I'm new to scrapy, I've been able to create a few spiders so far. I would like to write a spider that will crawl Yellowpages, looking for websites that have a 404 response, the spider is working OK, however, the pagination is not working. Any help will be much appreciated. thanks in advance

# -*- coding: utf-8 -*-
import scrapy


class SpiderSpider(scrapy.Spider):
    name = 'spider'
    #allowed_domains = ['www.yellowpages.com']
    start_urls = ['https://www.yellowpages.com/search?search_terms=handyman&geo_location_terms=Miami%2C+FL']

    def parse(self, response):
    for listing in response.css('div.search-results.organic div.srp-listing'):

        url = listing.css('a.track-visit-website::attr(href)').extract_first()

        yield scrapy.Request(url=url, callback=self.parse_details)


    # follow pagination links

    next_page_url = response.css('a.next.ajax-page::attr(href)').extract_first()
    next_page_url = response.urljoin(next_page_url)
    if next_page_url:
        yield scrapy.Request(url=next_page_url, callback=self.parse)

    def parse_details(self,response):
    yield{'Response': response,}
oscarQ
  • 17
  • 3
  • Hi David, this is my first time posting here and I was having problems formatting the code. my question is very simple I'm having issues with the pagination of this spider.And not sure what am I missing here – oscarQ Jul 01 '17 at 21:56

1 Answers1

1

I ran your code and found out that there are some errors.
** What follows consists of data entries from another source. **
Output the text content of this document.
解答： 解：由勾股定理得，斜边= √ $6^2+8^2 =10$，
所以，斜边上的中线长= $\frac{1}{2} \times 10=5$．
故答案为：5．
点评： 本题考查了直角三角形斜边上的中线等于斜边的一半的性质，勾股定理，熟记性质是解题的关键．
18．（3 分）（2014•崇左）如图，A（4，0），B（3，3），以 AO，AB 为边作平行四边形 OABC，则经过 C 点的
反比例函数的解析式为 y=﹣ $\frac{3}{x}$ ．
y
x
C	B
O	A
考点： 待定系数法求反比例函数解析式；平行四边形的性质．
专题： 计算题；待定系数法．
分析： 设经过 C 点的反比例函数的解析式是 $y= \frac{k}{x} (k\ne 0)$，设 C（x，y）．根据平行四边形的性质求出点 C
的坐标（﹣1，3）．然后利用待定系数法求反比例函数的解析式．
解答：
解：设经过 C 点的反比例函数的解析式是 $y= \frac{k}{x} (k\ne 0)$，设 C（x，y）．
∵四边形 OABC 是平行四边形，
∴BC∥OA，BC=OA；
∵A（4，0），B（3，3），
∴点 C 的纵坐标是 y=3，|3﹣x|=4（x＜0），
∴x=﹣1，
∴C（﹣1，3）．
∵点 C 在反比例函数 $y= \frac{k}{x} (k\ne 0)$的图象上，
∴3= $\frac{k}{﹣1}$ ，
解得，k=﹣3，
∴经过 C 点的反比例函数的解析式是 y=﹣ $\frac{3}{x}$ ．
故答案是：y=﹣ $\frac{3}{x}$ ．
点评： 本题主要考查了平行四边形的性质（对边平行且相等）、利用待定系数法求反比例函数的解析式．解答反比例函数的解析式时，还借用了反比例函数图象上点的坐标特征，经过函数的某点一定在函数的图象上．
In the first loop, you don't check the value of url and sometimes it is None. This error stops the execution, that's why you thought the pagination didn't work.

Here is a working code:

# -*- coding: utf-8 -*-
import scrapy


class SpiderSpider(scrapy.Spider):
    name = 'spider'
    #allowed_domains = ['www.yellowpages.com']
    start_urls = ['https://www.yellowpages.com/search?search_terms=handyman&geo_location_terms=Miami%2C+FL']

    def parse(self, response):
        for listing in response.css('div.search-results.organic div.srp-listing'):
            url = listing.css('a.track-visit-website::attr(href)').extract_first()
            if url:
                yield scrapy.Request(url=url, callback=self.parse_details)
        next_page_url = response.css('a.next.ajax-page::attr(href)').extract_first()
        next_page_url = response.urljoin(next_page_url)
        if next_page_url:
            yield scrapy.Request(url=next_page_url, callback=self.parse)

    def parse_details(self,response):
        yield{'Response': response,}
Adrien Blanquer
  • 2,041
  • 1
  • 19
  • 31